I often tell students during class ”Listen to your body and not to push yourself too hard”. But many people tend to listen to the voice of their lazy mind. The mind is a genius at making excuses and will somehow invent excuses to skip out.

 

I could have a tendency to push myself too much if I really like it, and when I was studying Kung Fu and Zen Buddhism at a Zen temple, the master would sometimes stop me to practice too hard and convince me to take a rest more. The practice was really hard, but I couldn’t stop, like an addiction, because every day I improved and the more I practised, the better I got. I did not see myself as pushing, I just loved it simply, so I practiced. However, I think I practised too much or pushed myself too hard, I got a serious injury on my leg and eventually shifted from martial arts to yoga, which I think was painful at the time, but at some point I came to think that it was all a good experience.

 

I trained for three years at a Zen temple and three years at a martial arts school, all the monks at the temple looked lazy at the time when I was, and at the martial arts school there were about 1,000 students, but many of them are lazy, some of them are talented, and very few of them are at ridiculously high levels. And the very few of them massively more practiced than others obviously, and they were becoming better and better. As long as you think it’s an effort, you can’t surpass them. They practise because they love it and they love it. It’s a blessing to find something they love that much.

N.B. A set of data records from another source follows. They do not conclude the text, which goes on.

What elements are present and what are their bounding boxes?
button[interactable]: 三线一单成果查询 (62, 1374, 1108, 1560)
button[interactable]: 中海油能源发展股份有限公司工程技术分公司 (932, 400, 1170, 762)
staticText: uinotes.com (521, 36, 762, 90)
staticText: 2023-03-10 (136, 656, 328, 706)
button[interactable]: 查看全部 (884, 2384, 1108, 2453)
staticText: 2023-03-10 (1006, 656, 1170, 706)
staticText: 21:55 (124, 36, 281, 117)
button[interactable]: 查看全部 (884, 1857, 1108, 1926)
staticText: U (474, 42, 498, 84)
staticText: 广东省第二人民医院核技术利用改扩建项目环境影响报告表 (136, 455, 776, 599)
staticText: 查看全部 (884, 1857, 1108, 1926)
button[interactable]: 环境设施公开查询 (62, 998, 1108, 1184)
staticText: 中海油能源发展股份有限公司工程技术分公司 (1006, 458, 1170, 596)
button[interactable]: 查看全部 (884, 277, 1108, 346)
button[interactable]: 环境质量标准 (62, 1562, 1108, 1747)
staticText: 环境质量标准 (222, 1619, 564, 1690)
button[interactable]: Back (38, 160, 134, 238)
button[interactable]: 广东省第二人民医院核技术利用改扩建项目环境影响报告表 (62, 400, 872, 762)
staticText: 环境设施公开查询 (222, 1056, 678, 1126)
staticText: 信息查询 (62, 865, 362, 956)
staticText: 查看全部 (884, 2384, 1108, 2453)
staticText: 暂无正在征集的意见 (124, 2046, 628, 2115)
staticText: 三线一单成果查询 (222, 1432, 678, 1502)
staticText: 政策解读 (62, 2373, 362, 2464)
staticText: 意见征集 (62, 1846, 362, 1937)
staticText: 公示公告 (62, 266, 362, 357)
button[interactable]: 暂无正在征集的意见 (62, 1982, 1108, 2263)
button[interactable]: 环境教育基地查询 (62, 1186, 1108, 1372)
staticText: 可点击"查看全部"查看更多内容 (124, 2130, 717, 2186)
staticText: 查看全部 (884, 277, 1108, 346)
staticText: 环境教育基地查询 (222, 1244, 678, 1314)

Some people tend to go from one side extreme to the other side extreme. Actually it was very interesting to go to the extreme side for me, but in the end, Buddha’s teaching says to take the middle way. And now I wonder if the monks at the temple were not lazy, they just tried to take the middle way. I don’t know.

 

Don’t skip out too much, but don’t push too hard, it’s difficult to find the right amount and the middle way, so listen to your body more carefully.